Arriba chocolate receives a lot of marketing hype. But what is it, where does it come from, and is what you’re getting really Arriba chocolate?
In the strictest sense, Arriba chocolate is produced from cacao in the upriver areas of the Guayas River in the lowland provinces of Ecuador. This would include areas in the province of Guayas, Bolivar, part of Cotopaxi, and Los Rios provinces (where the upper reaches of and tributaries to the Guayas River extend), in the strictest sense.
Legend has it that a Swiss chocolatier in the 19th century, while navigating along the Guayas River, encountered men bringing down freshly harvested cacao. Upon smelling it, he asked where it came from, and they responded “de rio arriba” or upriver. Since then, this variety of fine aroma cacao has been known as Arriba. Arriba is perhaps ultimately a type of terroir label for beans grown in the region of Ecuador upriver from the Guayas River and the chocolate made from those beans, with a specific flavor profile often characterized as having a distinct floral aroma. Climate, amount of sunshine and shade, soil composition, ripening, time of harvest, and bean fermentation are all factors that may contribute to the unique Arriba flavor profile.
If a denomination of origin were to be established based on the legend, then only cacao-and the chocolate produced from such cacao-from this area could truly be called Arriba. Nonetheless, there are a number of companies and brands that sell their products with the fashionable label Arriba. Because Ecuador is a major producer of fine flavor and aroma cocoa (as opposed to bulk cocoa used by most of the world’s lasrge chocolate manufacturers), the label implies the chocolate is made from fine flavor and aroma beans. And though much chocolate labeled Arriba may come in part from the Los Rios, Guayas, and other regions upriver of the Guayas river, technically the home of Arriba cocoa, much of it may also come from other provinces of Ecuador. These provinces may include Esmeraldas, Manabí, Napo, Orellana, Santo Domingo, Sucumbíos, and others. Beans from these areas are not known for, and never have been recognized for having the distinct Arriba flavor profile.

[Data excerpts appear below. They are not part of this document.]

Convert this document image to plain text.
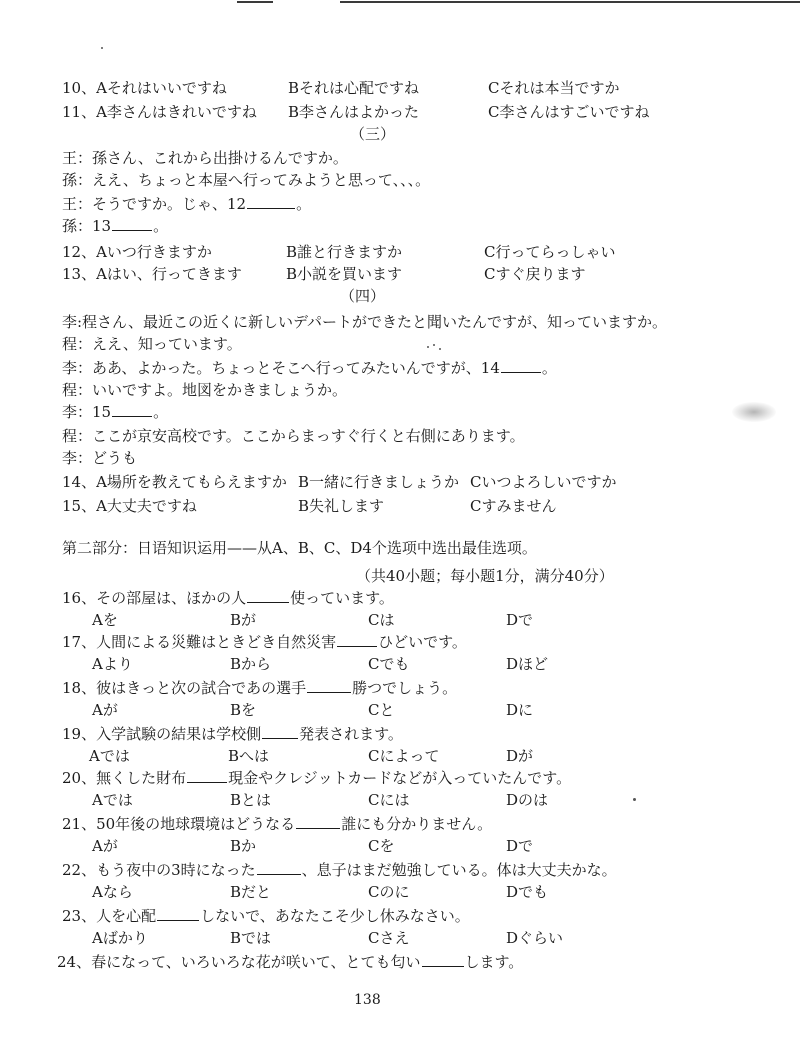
10、Aそれはいいですね	Bそれは心配ですね	Cそれは本当ですか
11、A李さんはきれいですね B李さんはよかった	C李さんはすごいですね
（三）
王：孫さん、これから出掛けるんですか。
孫：ええ、ちょっと本屋へ行ってみようと思って、、、。
王：そうですか。じゃ、12	。
孫：13	。
12、Aいつ行きますか	B誰と行きますか	C行ってらっしゃい
13、Aはい、行ってきます	B小説を買います	Cすぐ戻ります
（四）
李:程さん、最近この近くに新しいデパートができたと聞いたんですが、知っていますか。
程：ええ、知っています。
李：ああ、よかった。ちょっとそこへ行ってみたいんですが、14	。
程：いいですよ。地図をかきましょうか。
李：15	。
程：ここが京安高校です。ここからまっすぐ行くと右側にあります。
李：どうも
14、A場所を教えてもらえますか B一緒に行きましょうか Cいつよろしいですか
15、A大丈夫ですね	B失礼します	Cすみません
第二部分：日语知识运用——从A、B、C、D4个选项中选出最佳选项。
（共40小题；每小题1分，满分40分）
16、その部屋は、ほかの人	使っています。
Aを	Bが	Cは	Dで
17、人間による災難はときどき自然災害	ひどいです。
Aより	Bから	Cでも	Dほど
18、彼はきっと次の試合であの選手	勝つでしょう。
Aが	Bを	Cと	Dに
19、入学試験の結果は学校側	発表されます。
Aでは	Bへは	Cによって	Dが
20、無くした財布	現金やクレジットカードなどが入っていたんです。
Aでは	Bとは	Cには	Dのは
21、50年後の地球環境はどうなる	誰にも分かりません。
Aが	Bか	Cを	Dで
22、もう夜中の3時になった	、息子はまだ勉強している。体は大丈夫かな。
Aなら	Bだと	Cのに	Dでも
23、人を心配	しないで、あなたこそ少し休みなさい。
Aばかり	Bでは	Cさえ	Dぐらい
24、春になって、いろいろな花が咲いて、とても匂い	します。
138
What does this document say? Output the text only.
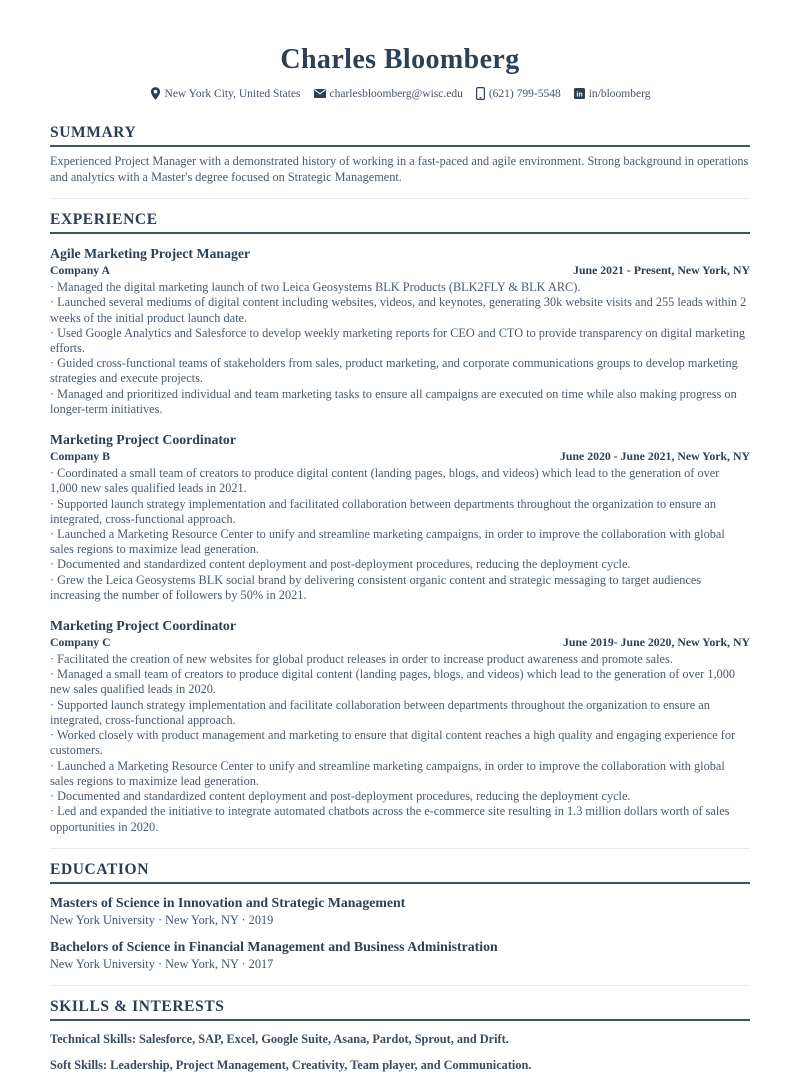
Charles Bloomberg
New York City, United States	charlesbloomberg@wisc.edu (621) 799-5548 in in/bloomberg
SUMMARY

Experienced Project Manager with a demonstrated history of working in a fast-paced and agile environment. Strong background in operations and analytics with a Master's degree focused on Strategic Management.

EXPERIENCE
Agile Marketing Project Manager
Company A	June 2021 - Present, New York, NY
· Managed the digital marketing launch of two Leica Geosystems BLK Products (BLK2FLY & BLK ARC).
· Launched several mediums of digital content including websites, videos, and keynotes, generating 30k website visits and 255 leads within 2 weeks of the initial product launch date.
· Used Google Analytics and Salesforce to develop weekly marketing reports for CEO and CTO to provide transparency on digital marketing efforts.
· Guided cross-functional teams of stakeholders from sales, product marketing, and corporate communications groups to develop marketing strategies and execute projects.
· Managed and prioritized individual and team marketing tasks to ensure all campaigns are executed on time while also making progress on longer-term initiatives.
Marketing Project Coordinator
Company B	June 2020 - June 2021, New York, NY
· Coordinated a small team of creators to produce digital content (landing pages, blogs, and videos) which lead to the generation of over 1,000 new sales qualified leads in 2021.
· Supported launch strategy implementation and facilitated collaboration between departments throughout the organization to ensure an integrated, cross-functional approach.
· Launched a Marketing Resource Center to unify and streamline marketing campaigns, in order to improve the collaboration with global sales regions to maximize lead generation.
· Documented and standardized content deployment and post-deployment procedures, reducing the deployment cycle.
· Grew the Leica Geosystems BLK social brand by delivering consistent organic content and strategic messaging to target audiences increasing the number of followers by 50% in 2021.
Marketing Project Coordinator
Company C	June 2019- June 2020, New York, NY
· Facilitated the creation of new websites for global product releases in order to increase product awareness and promote sales.
· Managed a small team of creators to produce digital content (landing pages, blogs, and videos) which lead to the generation of over 1,000 new sales qualified leads in 2020.
· Supported launch strategy implementation and facilitate collaboration between departments throughout the organization to ensure an integrated, cross-functional approach.
· Worked closely with product management and marketing to ensure that digital content reaches a high quality and engaging experience for customers.
· Launched a Marketing Resource Center to unify and streamline marketing campaigns, in order to improve the collaboration with global sales regions to maximize lead generation.
· Documented and standardized content deployment and post-deployment procedures, reducing the deployment cycle.
· Led and expanded the initiative to integrate automated chatbots across the e-commerce site resulting in 1.3 million dollars worth of sales opportunities in 2020.
EDUCATION
Masters of Science in Innovation and Strategic Management
New York University · New York, NY · 2019
Bachelors of Science in Financial Management and Business Administration
New York University · New York, NY · 2017
SKILLS & INTERESTS
Technical Skills: Salesforce, SAP, Excel, Google Suite, Asana, Pardot, Sprout, and Drift.
Soft Skills: Leadership, Project Management, Creativity, Team player, and Communication.
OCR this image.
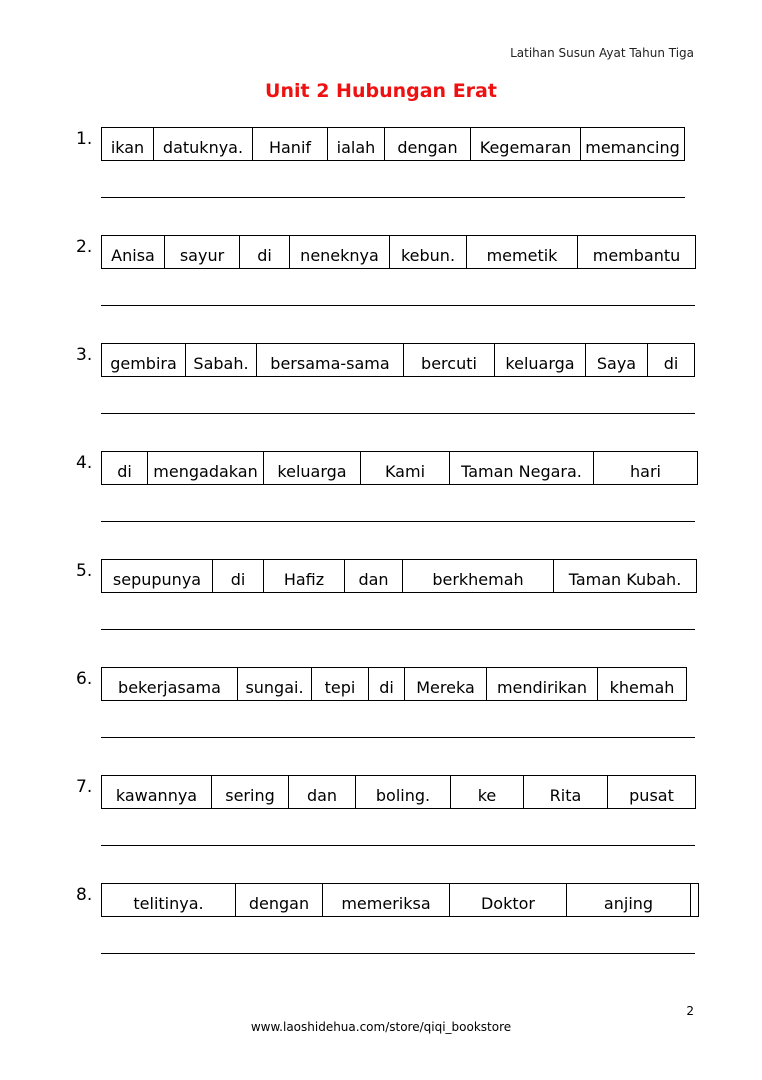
Latihan Susun Ayat Tahun Tiga
Unit 2 Hubungan Erat
1.	ikan	datuknya.	Hanif	ialah	dengan	Kegemaran memancing
2.	Anisa	sayur	di	neneknya	kebun.	memetik	membantu
3.	gembira	Sabah.	bersama-sama	bercuti	keluarga	Saya	di
4.	di	mengadakan	keluarga	Kami	Taman Negara.	hari
5.	sepupunya	di	Hafiz	dan	berkhemah	Taman Kubah.
6.	bekerjasama	sungai.	tepi	di	Mereka	mendirikan	khemah
7.	kawannya	sering	dan	boling.	ke	Rita	pusat
8.	telitinya.	dengan	memeriksa	Doktor	anjing
2
www.laoshidehua.com/store/qiqi_bookstore
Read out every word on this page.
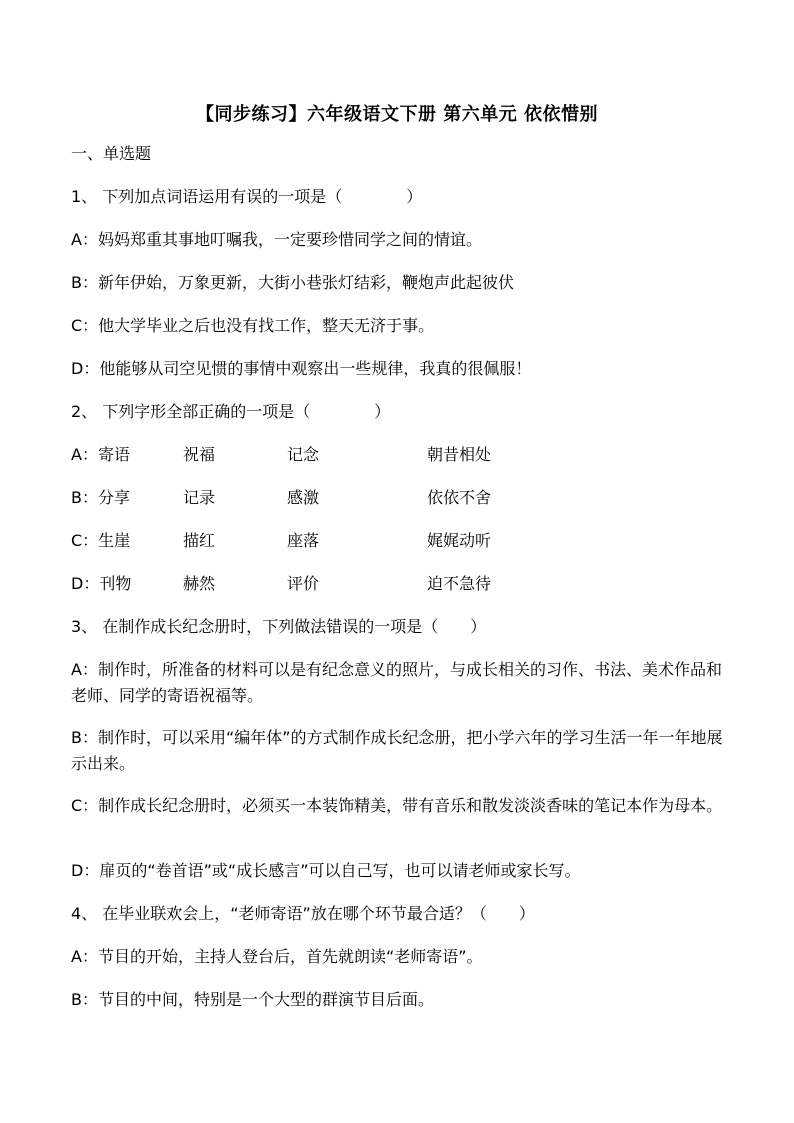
【同步练习】六年级语文下册 第六单元 依依惜别
一、单选题
1、 下列加点词语运用有误的一项是（　　　　）
A：妈妈郑重其事地叮嘱我，一定要珍惜同学之间的情谊。
B：新年伊始，万象更新，大街小巷张灯结彩，鞭炮声此起彼伏
C：他大学毕业之后也没有找工作，整天无济于事。
D：他能够从司空见惯的事情中观察出一些规律，我真的很佩服！
2、 下列字形全部正确的一项是（　　　　）
A：寄语	祝福	记念	朝昔相处
B：分享	记录	感激	依依不舍
C：生崖	描红	座落	娓娓动听
D：刊物	赫然	评价	迫不急待
3、 在制作成长纪念册时，下列做法错误的一项是（　　）
A：制作时，所准备的材料可以是有纪念意义的照片，与成长相关的习作、书法、美术作品和老师、同学的寄语祝福等。
B：制作时，可以采用“编年体”的方式制作成长纪念册，把小学六年的学习生活一年一年地展示出来。
C：制作成长纪念册时，必须买一本装饰精美，带有音乐和散发淡淡香味的笔记本作为母本。
D：扉页的“卷首语”或“成长感言”可以自己写，也可以请老师或家长写。
4、 在毕业联欢会上，“老师寄语”放在哪个环节最合适？（　　）
A：节目的开始，主持人登台后，首先就朗读“老师寄语”。
B：节目的中间，特别是一个大型的群演节目后面。
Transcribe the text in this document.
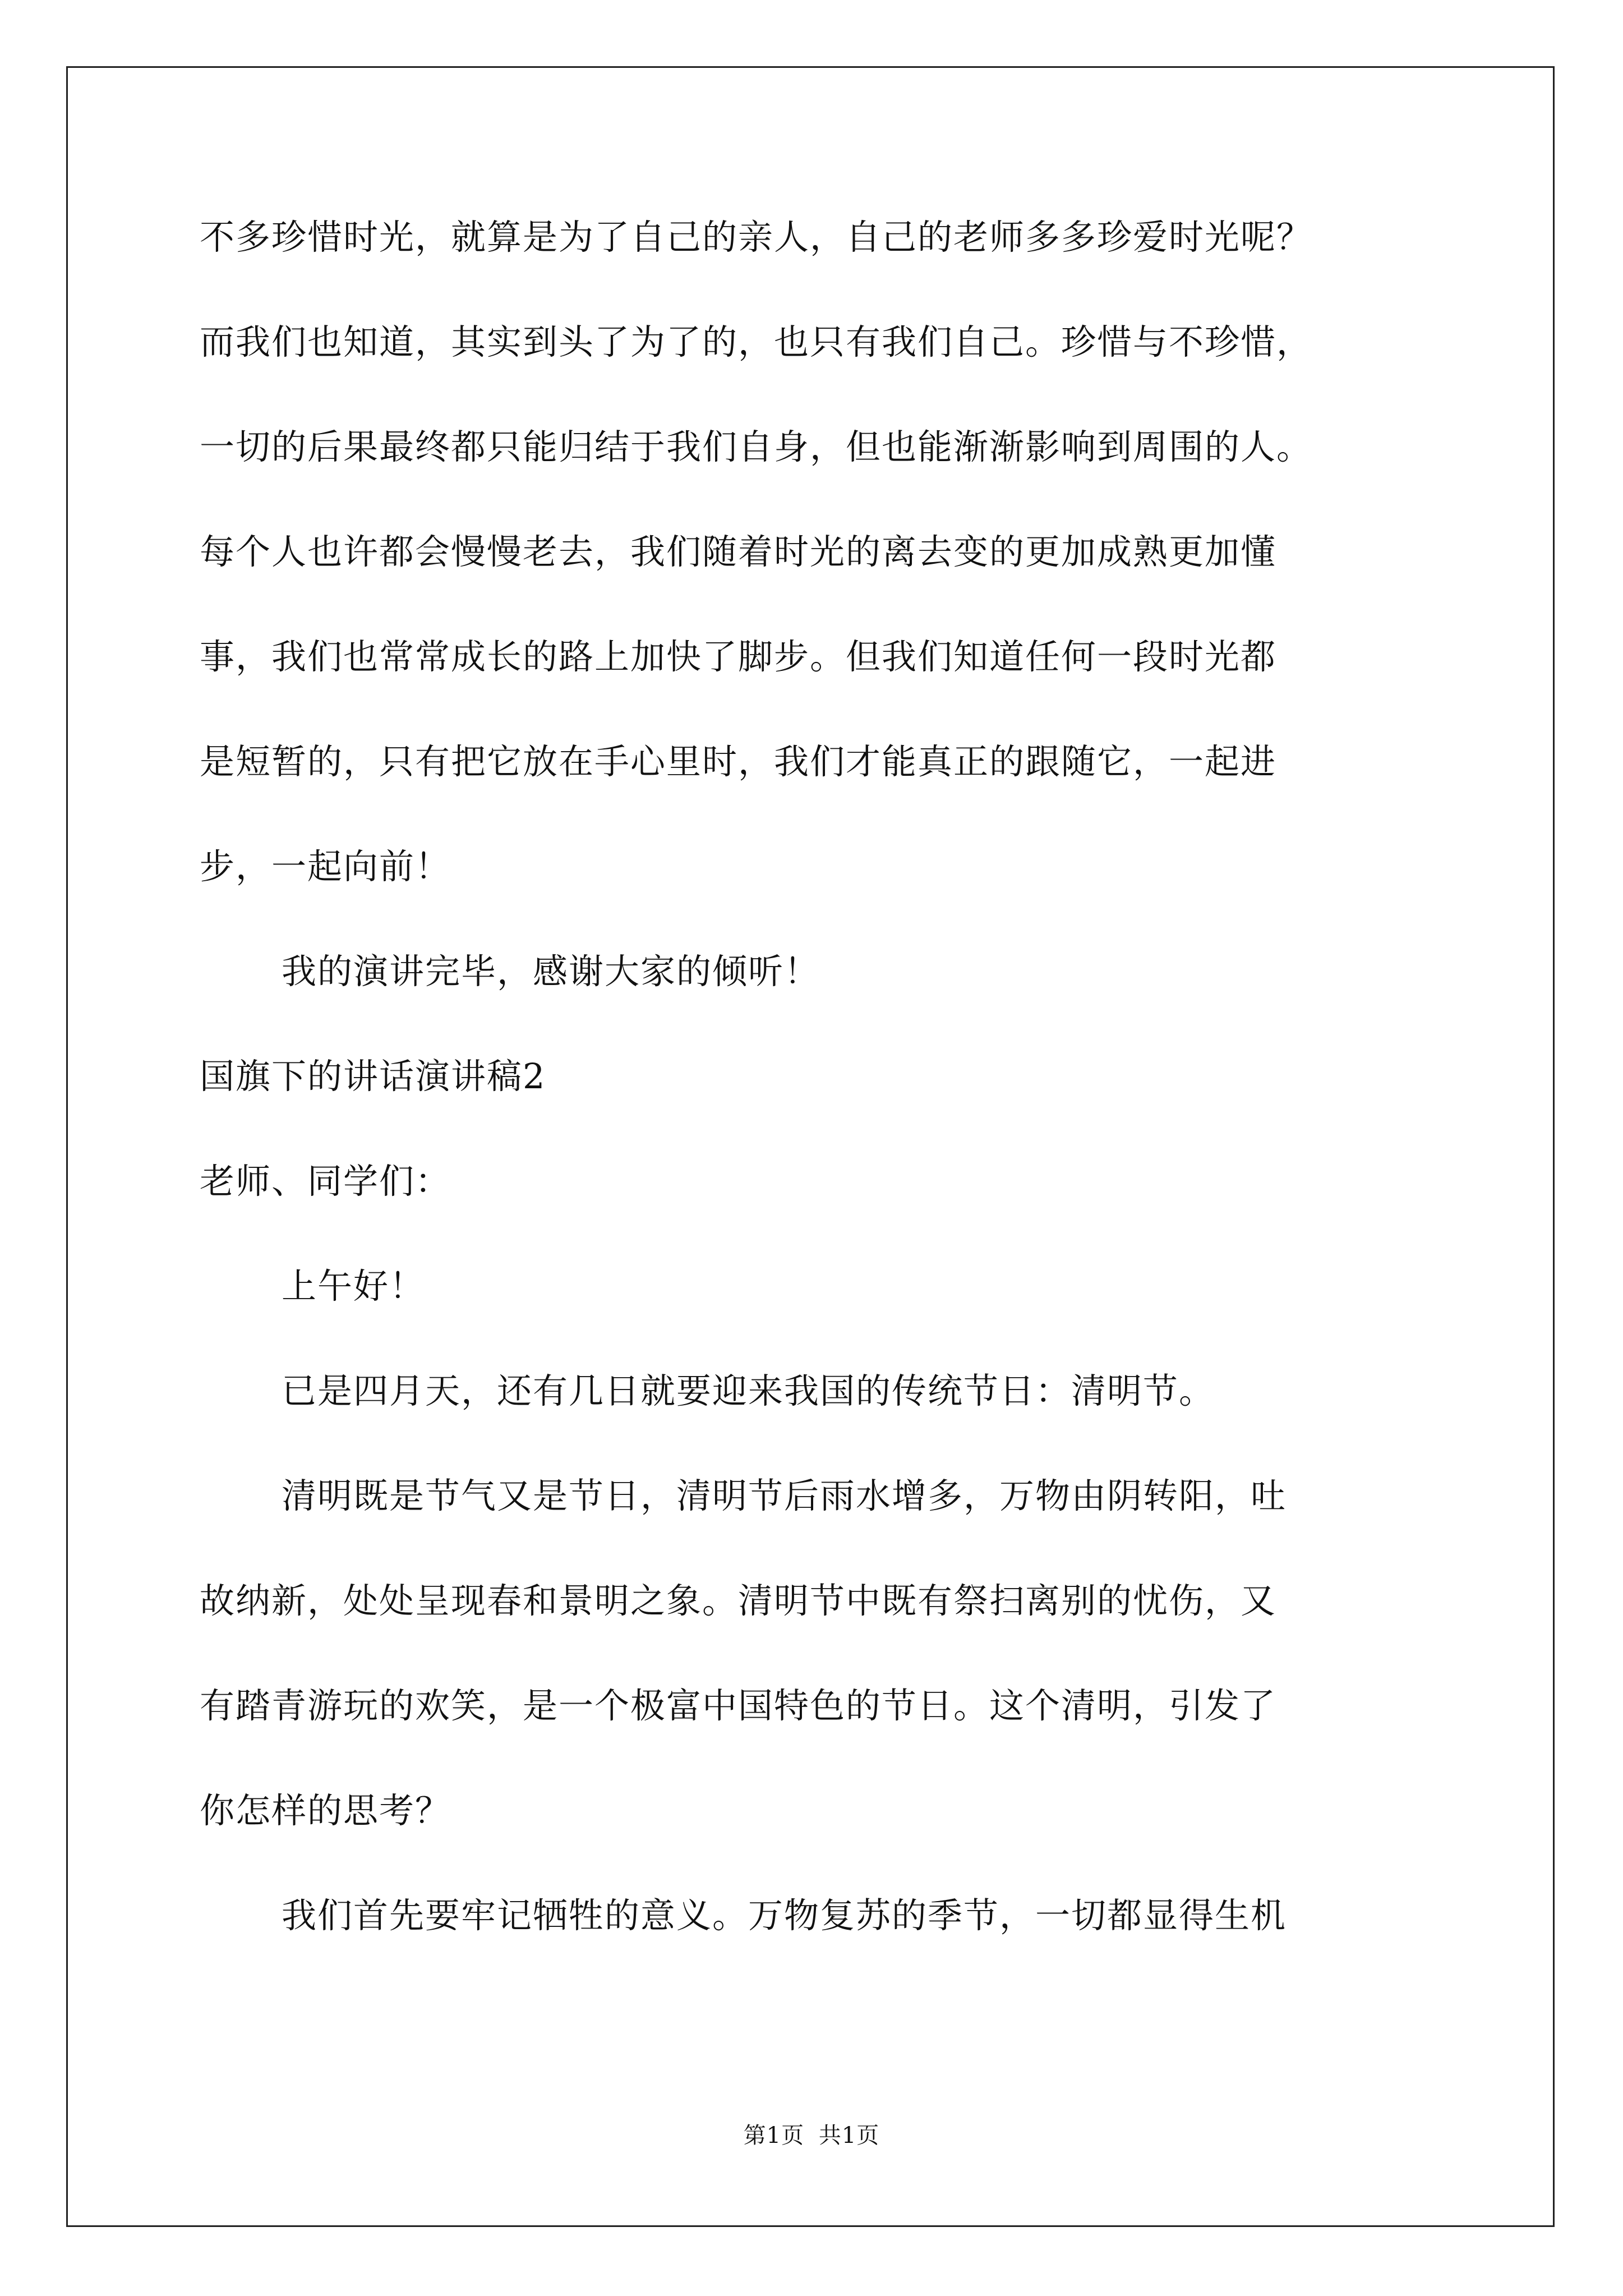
不多珍惜时光，就算是为了自己的亲人，自己的老师多多珍爱时光呢？
而我们也知道，其实到头了为了的，也只有我们自己。珍惜与不珍惜，
一切的后果最终都只能归结于我们自身，但也能渐渐影响到周围的人。
每个人也许都会慢慢老去，我们随着时光的离去变的更加成熟更加懂
事，我们也常常成长的路上加快了脚步。但我们知道任何一段时光都
是短暂的，只有把它放在手心里时，我们才能真正的跟随它，一起进
步，一起向前！
我的演讲完毕，感谢大家的倾听！
国旗下的讲话演讲稿2
老师、同学们：
上午好！
已是四月天，还有几日就要迎来我国的传统节日：清明节。
清明既是节气又是节日，清明节后雨水增多，万物由阴转阳，吐
故纳新，处处呈现春和景明之象。清明节中既有祭扫离别的忧伤，又
有踏青游玩的欢笑，是一个极富中国特色的节日。这个清明，引发了
你怎样的思考？
我们首先要牢记牺牲的意义。万物复苏的季节，一切都显得生机
第1页 共1页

Another distinction often not mentioned regarding chocolates labeled Arriba is the actual variety of beans the chocolate is produced from. In Ecuador, there are two main varieties of beans, Nacional and CCN-51. Genetically, Nacional is considered a Forastero bean. However, Nacional grows only in Ecuador and alleged attempts to grow it in other regions have not produced the same flavor profiles. CCN-51 is an acronym for Collecion Castro Nacional, or according to others Collection Castro Naranjal. Carlos Castro, a well-known cacao breeder in Ecuador, created the hybrid of a Trinitario and Nacional and it was number 51 of his experiments. CCN-51 is a higher yielding, more disease resistant variety of cacao than Nacional. It is also sometimes called “Don Homero” variety. While both varieties of beans can produce quality chocolate, only Nacional beans were grown historically in the country, and the historical precedent for the Arriba flavor profile is based on Nacional beans, not CCN-51. Nonetheless, many of the beans leaving Ecuador destined for so-called Arriba chocolate are a mix of CCN-51 and Nacional beans, and these beans may or may not have originated from the original areas that supposedly provide the Arriba flavor profile.
Ultimately, it is difficult, if not impossible, to determine if a chocolate is truly made from pure Nacional beans grown in the Arriba zone-within the area of Ecuador historically known for producing a special flavor profile. With increasing emphasis on traceability and origin, and increasing transparency in the chocolate industry, we may see the availability of true Arriba chocolate increasing.